Xₙ converges to X in distribution if lim_{n→∞} Fₙ(x) = F(x) at continuity points of F, or equivalently lim_{n→∞} φₙ(t) = φ(t) for all t. This is the weakest form of convergence—Xₙ and X need not be defined on the same probability space. Characteristic function convergence provides the most convenient criterion.
From your study of distribution functions and densities, you know that a distribution function F(x) = P(X ≤ x) completely characterizes a random variable's probabilistic behavior. Convergence in distribution (also written Xₙ →_d X or Xₙ ⟹ X) says that the sequence of distributions, as described by their CDFs Fₙ, approaches the distribution F — not that the random variables themselves get close. This distinction is crucial and is what makes convergence in distribution the weakest of the three main modes.

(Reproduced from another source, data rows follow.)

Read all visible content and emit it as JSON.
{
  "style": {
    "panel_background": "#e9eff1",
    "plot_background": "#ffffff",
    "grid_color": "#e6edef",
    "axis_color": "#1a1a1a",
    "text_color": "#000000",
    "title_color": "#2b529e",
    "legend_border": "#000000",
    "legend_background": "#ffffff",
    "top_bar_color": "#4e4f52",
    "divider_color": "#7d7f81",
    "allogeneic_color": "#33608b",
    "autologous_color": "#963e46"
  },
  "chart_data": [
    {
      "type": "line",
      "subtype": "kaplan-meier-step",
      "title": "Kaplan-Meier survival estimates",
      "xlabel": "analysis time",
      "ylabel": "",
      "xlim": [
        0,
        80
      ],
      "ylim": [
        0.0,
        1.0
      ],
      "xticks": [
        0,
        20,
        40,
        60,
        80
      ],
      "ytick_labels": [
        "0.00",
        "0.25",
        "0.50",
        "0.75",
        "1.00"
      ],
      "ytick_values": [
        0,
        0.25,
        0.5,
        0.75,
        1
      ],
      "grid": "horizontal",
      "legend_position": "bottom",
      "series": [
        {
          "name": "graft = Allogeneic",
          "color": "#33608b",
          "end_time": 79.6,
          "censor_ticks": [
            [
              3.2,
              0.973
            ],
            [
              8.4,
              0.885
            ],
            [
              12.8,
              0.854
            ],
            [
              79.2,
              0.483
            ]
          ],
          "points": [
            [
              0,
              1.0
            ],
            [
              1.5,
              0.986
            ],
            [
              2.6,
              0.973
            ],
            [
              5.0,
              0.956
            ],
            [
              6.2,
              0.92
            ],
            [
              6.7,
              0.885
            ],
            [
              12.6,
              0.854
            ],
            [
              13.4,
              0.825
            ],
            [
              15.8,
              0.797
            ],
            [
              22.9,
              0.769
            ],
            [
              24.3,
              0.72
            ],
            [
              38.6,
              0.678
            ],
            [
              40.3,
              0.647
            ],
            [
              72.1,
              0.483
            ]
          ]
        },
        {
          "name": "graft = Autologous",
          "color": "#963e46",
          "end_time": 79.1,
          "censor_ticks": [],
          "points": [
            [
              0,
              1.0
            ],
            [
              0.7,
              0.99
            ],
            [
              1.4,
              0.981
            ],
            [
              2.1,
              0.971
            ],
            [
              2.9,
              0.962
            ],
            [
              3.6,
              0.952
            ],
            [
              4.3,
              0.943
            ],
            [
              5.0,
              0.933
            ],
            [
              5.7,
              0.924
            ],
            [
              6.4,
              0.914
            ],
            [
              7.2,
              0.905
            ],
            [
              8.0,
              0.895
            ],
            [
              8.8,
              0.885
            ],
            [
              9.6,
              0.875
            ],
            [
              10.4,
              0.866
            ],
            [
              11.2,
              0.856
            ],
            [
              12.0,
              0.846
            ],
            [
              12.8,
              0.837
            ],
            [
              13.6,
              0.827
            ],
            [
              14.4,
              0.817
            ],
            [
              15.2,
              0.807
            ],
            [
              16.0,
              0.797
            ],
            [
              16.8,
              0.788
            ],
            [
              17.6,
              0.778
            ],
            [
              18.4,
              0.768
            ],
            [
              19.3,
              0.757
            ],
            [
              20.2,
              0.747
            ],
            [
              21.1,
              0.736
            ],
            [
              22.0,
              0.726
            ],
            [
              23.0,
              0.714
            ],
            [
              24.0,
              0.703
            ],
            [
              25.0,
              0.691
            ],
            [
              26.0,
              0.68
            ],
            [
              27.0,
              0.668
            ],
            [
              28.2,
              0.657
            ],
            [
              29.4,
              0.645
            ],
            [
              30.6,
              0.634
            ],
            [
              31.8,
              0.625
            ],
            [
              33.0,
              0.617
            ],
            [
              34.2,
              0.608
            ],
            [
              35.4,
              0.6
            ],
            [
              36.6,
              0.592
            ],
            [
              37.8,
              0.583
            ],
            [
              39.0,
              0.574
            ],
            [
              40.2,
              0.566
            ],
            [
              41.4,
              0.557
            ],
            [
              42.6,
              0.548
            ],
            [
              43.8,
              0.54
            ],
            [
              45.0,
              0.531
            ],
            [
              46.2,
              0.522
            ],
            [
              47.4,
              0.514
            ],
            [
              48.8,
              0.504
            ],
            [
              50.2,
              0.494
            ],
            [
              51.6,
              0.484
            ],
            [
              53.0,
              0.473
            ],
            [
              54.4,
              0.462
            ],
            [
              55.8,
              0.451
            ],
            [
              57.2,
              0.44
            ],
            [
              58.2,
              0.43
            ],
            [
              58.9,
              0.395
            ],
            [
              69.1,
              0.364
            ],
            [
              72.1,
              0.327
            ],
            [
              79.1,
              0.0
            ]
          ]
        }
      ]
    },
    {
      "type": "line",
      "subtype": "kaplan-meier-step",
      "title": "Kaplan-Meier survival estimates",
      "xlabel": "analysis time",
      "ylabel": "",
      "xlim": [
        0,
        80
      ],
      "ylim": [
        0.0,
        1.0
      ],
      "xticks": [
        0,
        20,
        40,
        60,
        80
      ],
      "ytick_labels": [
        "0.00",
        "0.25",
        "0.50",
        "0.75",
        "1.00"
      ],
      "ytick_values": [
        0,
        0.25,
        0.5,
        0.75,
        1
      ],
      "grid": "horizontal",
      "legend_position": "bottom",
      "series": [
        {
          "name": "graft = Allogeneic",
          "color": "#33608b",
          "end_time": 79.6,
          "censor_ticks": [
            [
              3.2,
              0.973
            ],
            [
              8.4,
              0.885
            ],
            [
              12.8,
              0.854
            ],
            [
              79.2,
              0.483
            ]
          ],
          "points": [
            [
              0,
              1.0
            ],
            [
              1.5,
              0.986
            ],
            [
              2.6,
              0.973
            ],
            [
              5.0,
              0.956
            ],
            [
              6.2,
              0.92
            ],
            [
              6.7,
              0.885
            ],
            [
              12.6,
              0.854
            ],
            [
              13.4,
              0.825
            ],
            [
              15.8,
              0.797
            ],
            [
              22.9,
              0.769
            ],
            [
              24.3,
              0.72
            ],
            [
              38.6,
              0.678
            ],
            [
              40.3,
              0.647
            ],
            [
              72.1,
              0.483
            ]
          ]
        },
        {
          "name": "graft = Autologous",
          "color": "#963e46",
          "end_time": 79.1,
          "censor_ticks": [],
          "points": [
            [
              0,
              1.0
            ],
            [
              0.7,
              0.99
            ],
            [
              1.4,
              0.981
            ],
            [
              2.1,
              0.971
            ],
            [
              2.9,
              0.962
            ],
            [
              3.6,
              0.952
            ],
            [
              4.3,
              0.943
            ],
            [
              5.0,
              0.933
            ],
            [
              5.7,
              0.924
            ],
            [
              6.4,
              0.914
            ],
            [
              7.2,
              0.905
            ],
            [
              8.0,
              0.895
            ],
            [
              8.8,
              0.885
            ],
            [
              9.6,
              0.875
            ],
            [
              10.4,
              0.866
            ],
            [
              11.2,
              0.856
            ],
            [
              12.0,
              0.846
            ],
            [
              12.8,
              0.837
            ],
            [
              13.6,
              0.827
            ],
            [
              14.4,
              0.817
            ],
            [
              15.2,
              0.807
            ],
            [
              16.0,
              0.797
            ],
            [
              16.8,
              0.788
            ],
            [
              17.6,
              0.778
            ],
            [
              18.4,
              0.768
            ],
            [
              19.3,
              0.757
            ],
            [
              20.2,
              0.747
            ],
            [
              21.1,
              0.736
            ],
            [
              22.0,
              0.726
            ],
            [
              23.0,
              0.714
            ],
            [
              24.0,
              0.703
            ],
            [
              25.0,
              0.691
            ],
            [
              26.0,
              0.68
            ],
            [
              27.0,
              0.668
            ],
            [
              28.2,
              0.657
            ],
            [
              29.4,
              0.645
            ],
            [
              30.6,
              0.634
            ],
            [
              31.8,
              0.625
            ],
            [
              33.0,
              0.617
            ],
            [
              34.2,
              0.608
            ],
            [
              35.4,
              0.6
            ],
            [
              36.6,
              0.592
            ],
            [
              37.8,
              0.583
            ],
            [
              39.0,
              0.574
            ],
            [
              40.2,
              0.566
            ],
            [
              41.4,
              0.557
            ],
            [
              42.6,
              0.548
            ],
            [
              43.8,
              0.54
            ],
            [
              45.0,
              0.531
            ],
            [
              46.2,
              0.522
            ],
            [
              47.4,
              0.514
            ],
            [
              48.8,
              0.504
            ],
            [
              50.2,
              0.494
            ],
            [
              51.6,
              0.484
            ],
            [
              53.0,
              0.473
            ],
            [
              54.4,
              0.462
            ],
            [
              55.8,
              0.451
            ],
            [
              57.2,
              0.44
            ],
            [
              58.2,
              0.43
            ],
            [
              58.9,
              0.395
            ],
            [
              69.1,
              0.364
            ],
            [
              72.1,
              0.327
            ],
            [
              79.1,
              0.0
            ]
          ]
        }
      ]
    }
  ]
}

To understand why "weakest" is meaningful, consider what stronger convergence demands. Almost sure convergence says that the actual sample paths Xₙ(ω) converge to X(ω) for nearly every outcome ω — the random variables must be defined on the same probability space and their values must track each other. Convergence in probability says that P(|Xₙ − X| > ε) → 0, again requiring both to live on the same space and their values to be close with high probability. Convergence in distribution only requires that probabilities of events like {X ≤ x} converge — it says nothing about whether Xₙ and X are close as numbers in any specific sample. In fact, Xₙ and X don't even need to be defined on the same probability space, since only their marginal distributions matter.
The CDF definition has a subtle caveat: convergence is required only at continuity points of F. This is necessary because CDFs can have jump discontinuities, and at a jump, a sequence of CDFs could converge to either boundary value. At continuity points, this ambiguity disappears. The characteristic function criterion — that convergence in distribution is equivalent to pointwise convergence of characteristic functions φₙ(t) = E[e^{itXₙ}] — is often more tractable in proofs. Characteristic functions are always continuous and bounded, so no caveat about continuity points is needed, and Fourier-analytic tools become available.
The Central Limit Theorem, which you'll encounter next, is the canonical example of convergence in distribution: for i.i.d. random variables with finite mean and variance, the standardized sums √n(X̄ₙ − μ)/σ converge in distribution to a standard normal N(0,1). Notice that this doesn't say the sample means literally converge to a normal — they converge in probability to μ by the law of large numbers. Rather, the *shape of their fluctuations*, properly scaled, approaches the normal distribution. Convergence in distribution is precisely the right tool for describing this kind of limiting shape, which is why it sits at the heart of classical probability theory.